İslam İnkılabı Lideri Ayetullah Hamanei zulüm, yoksulluk, açlık, fuhuş, insanlara hakaret etmek ve insan kerametini ayaklar altına almak gibi durumların nefisleri onlara musallat olan asi insanların varlığından kaynaklandığını belirtiyor. Bu müstekbir ve aşırı talep eden zümre beşeri camianın büyük bir bölümünü yeryüzünde var olan ilahi nimetlerden mahrum bırakıyor.
Eğer adam gibi adam olmak istiyorsak en başta kendi içimize bakmalı ve kendimizi yetiştirmeyi içimizden başlamalıyız.
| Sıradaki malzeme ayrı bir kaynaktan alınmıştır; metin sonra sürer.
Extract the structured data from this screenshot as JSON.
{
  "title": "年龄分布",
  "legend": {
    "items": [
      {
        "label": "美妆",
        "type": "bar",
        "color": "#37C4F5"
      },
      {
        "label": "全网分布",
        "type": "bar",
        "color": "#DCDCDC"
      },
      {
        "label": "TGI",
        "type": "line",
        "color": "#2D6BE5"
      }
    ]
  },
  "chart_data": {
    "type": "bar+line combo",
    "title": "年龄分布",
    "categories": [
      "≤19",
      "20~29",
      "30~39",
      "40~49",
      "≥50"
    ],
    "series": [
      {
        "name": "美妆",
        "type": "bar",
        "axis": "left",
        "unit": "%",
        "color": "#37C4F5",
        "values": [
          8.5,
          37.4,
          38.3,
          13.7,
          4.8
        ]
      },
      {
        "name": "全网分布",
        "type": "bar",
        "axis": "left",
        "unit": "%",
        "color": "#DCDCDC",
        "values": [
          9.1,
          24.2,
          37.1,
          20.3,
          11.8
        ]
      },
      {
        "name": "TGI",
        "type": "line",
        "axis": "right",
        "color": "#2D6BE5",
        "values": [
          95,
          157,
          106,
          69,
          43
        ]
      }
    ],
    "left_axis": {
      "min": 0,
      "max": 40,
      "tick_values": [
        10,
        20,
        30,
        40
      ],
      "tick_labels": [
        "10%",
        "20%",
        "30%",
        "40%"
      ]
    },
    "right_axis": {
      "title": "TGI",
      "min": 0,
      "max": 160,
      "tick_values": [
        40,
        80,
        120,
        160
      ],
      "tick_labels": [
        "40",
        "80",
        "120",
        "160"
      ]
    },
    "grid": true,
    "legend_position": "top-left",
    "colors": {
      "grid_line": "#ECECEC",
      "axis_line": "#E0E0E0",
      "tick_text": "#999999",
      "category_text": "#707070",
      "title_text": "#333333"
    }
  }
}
Ancak unutmamak gerekir ki nefsin tezkiye edilmesi pek de kolay değil, bilakis çok zor ve sıkı bir ameldir, öyle ki rivayetlerde bu amelden cihat şeklinde söz edilmiştir. Kuşkusuz bu tür bir cihat ve çabanın mükafatı İslamî rivayetlerde de belirtildiği üzere cennettir.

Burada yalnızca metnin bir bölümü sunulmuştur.